March 15, 2025

Long COVID Awareness Day

It's International Long COVID Awareness Day on March 15. Our Community Manager, Maddy, shares some of her experiences of living with Long COVID.

Long COVID Awareness Day

It’s been over 5 years since the COVID-19 pandemic began. All over the world, people were so desperate for life to go back to “normal” that they decided the pandemic was over and the COVID-19 virus was the same as the flu, despite all evidence pointing to the contrary. Some prefer to pretend like the ongoing tragedy never happened, locking their trauma and grief deep inside them, and casting aside their fear.

But not everyone has the luxury of pretence. Some people cannot so easily act as though COVID-19 is over, because it’s still wrecking havoc inside their bodies.

Long COVID is a multi-systemic disease that follows a COVID-19 infection. It’s a debilitating post-viral illness that affects everyone differently and has over 200 symptoms. There is no cure or treatment. Cisgender women and other people assigned female at birth are far more likely to get Long COVID and like many other chronic illnesses that disproportionately affect this population, research into Long COVID has been consistently underfunded.

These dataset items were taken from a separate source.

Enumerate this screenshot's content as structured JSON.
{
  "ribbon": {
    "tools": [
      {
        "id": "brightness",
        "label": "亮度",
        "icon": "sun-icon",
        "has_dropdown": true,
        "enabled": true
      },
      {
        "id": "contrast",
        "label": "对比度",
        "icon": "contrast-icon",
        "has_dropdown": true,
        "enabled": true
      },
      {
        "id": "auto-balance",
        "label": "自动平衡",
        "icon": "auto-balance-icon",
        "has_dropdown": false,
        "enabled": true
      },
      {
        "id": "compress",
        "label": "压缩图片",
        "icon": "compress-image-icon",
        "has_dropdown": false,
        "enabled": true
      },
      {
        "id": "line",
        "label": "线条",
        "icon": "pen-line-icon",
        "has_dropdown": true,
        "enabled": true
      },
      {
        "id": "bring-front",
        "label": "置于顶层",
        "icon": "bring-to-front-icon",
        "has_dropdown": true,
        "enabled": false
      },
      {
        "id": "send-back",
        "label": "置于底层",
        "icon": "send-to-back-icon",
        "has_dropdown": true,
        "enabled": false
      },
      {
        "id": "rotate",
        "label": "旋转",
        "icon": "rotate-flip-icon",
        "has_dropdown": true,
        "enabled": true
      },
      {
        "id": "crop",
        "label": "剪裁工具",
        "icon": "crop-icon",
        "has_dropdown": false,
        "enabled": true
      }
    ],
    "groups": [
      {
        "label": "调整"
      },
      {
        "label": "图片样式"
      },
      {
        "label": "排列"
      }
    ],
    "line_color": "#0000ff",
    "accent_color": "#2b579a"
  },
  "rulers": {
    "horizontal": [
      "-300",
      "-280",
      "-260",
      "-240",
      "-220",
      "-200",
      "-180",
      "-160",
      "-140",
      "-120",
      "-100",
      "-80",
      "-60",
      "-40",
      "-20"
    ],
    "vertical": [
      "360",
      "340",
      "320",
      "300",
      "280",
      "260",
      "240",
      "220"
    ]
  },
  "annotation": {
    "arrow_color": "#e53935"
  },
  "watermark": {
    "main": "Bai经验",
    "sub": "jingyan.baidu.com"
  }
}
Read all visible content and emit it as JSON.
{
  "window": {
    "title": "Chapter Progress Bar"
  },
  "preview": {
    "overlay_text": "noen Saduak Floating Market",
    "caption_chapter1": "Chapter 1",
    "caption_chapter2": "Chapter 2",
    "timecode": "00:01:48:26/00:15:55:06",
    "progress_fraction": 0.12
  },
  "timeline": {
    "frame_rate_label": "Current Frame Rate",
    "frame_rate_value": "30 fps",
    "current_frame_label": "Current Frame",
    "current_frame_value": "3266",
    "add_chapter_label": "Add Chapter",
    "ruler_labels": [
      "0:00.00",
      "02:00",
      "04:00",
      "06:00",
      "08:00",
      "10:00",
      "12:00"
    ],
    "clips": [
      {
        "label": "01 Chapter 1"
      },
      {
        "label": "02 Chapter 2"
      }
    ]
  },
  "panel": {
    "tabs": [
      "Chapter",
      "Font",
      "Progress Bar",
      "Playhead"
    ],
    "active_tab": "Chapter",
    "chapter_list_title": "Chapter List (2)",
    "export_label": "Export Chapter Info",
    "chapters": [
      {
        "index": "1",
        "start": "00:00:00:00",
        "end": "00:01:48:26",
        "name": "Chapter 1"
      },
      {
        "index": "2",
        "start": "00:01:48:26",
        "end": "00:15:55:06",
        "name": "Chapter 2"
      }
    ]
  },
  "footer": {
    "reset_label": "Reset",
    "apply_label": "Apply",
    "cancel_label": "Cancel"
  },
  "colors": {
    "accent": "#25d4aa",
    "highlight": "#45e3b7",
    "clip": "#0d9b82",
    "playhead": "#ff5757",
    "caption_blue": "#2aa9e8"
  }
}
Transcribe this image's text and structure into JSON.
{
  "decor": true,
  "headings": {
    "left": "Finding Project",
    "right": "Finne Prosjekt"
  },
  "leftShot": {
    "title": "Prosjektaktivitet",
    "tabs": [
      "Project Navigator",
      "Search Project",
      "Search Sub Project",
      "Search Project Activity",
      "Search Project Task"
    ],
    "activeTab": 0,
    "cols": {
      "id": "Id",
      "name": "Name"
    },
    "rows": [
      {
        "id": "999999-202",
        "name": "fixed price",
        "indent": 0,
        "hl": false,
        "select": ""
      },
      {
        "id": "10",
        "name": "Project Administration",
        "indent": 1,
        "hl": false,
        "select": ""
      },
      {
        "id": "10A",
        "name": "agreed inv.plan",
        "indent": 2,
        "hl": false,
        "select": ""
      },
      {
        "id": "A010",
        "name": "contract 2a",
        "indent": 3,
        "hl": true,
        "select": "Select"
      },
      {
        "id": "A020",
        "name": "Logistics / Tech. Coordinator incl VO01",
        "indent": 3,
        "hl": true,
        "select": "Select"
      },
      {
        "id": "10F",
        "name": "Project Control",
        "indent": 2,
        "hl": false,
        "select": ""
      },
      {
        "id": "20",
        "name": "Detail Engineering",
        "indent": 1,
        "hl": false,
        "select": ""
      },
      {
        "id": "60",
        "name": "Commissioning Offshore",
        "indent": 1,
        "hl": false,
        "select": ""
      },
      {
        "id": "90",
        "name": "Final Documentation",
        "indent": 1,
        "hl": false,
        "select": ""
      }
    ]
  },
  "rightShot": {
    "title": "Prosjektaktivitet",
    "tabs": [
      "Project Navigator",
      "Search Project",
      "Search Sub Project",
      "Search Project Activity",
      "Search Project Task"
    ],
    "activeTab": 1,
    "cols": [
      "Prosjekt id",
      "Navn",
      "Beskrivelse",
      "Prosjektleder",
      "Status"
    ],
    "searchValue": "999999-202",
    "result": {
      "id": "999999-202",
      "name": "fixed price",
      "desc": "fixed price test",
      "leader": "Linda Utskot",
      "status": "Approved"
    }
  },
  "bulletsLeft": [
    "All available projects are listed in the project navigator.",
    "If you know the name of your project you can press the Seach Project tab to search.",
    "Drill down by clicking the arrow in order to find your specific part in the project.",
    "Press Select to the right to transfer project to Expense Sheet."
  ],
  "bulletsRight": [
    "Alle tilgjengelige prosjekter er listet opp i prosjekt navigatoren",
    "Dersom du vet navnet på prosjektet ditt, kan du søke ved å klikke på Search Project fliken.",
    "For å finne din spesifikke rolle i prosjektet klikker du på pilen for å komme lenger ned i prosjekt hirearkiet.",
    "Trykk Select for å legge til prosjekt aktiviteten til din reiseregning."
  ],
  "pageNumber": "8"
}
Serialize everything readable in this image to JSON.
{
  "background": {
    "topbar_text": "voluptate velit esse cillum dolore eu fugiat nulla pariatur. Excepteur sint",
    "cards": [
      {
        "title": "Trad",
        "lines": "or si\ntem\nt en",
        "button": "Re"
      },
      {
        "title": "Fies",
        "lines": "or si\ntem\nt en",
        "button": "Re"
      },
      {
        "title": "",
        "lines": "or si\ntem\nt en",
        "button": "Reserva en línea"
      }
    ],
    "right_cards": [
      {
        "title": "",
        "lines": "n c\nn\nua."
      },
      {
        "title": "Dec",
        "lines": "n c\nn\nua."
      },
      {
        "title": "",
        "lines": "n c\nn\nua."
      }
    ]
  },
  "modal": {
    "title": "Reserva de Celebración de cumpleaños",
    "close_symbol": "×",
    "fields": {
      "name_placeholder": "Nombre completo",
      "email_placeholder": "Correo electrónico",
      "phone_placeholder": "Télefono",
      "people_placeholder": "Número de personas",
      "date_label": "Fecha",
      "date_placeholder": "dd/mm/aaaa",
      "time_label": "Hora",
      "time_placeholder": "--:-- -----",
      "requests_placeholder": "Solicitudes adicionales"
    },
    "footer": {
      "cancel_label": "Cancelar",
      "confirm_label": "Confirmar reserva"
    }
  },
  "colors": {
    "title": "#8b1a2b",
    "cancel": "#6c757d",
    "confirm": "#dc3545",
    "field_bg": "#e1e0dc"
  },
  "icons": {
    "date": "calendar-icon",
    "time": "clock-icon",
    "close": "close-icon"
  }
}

When I got COVID-19 three years ago, I became very unwell very quickly. Even struggling to breathe and in a feverish state, I had the sense that it was going to change everything for me.

Now I was hardly the picture of good health beforehand, I’d been living with Myalgic Encephalomyelitis/Chronic Fatigue Syndrome (ME/CFS) since I was a teenager and had only recently been diagnosed with Fibromyalgia and Raynaud's syndrome.

I was one of those people with pre-existing conditions. I was part of the group that public health officials stated would “fall by the wayside” and remarked that it was “encouraging news” that COVID-19 only predominantly kills us.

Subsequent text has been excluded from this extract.